Many of us like to think we’ve successfully dodged the Digital Age by steering clear of buzzwords like cryptocurrency, NFTs, and other confusing acronyms that even tech experts can’t always explain. But whether you realize it or not, you’re probably already a digital asset owner—and those assets are far more valuable than you might think.
What Counts as a Digital Asset?
Digital assets include much more than crypto wallets. They encompass everything from your social media and email accounts to online banking, digital photos, travel rewards, and even intellectual property stored online. As these assets become a constant presence in our daily lives, it’s increasingly important to consider them in our estate planning. Without proper planning, these accounts and files can become a nightmare for loved ones to access or manage if something happens to you.
How to Protect Your Digital Assets
Fortunately, North Carolina has taken steps to help. In recent years, the state adopted the Revised Uniform Fiduciary Access to Digital Assets Act (RUFADAA)—a law designed to give fiduciaries (like executors or agents) a clear and legal way to access and manage digital assets while still protecting your privacy.
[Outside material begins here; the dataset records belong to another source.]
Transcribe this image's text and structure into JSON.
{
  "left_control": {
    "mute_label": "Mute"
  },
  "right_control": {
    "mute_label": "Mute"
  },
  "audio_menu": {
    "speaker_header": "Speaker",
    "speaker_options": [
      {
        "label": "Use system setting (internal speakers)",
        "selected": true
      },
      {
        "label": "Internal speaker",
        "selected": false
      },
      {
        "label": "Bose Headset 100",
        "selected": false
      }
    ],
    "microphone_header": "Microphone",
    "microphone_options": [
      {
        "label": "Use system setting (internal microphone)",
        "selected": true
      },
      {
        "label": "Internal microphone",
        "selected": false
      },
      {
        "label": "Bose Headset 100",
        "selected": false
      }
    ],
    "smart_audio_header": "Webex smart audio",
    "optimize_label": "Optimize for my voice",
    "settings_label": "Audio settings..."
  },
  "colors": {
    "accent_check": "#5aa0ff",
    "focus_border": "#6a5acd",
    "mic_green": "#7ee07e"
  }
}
In short, it ensures that what you want to stay private, stays private.
Still, it’s essential to include specific provisions about digital assets in your estate planning documents. Without clear instructions, fiduciaries could run into serious roadblocks thanks to privacy laws and the endless fine print of online service agreements.
If this all sounds a bit overwhelming, you’re not alone. Even the most tech-savvy among us struggle to keep up with the ever-changing digital landscape. That’s why consulting an estate planning attorney who understands digital assets is a wise move. They can help you navigate the complexities, ensure your wishes are honored, and keep your digital life secure both now and in the future.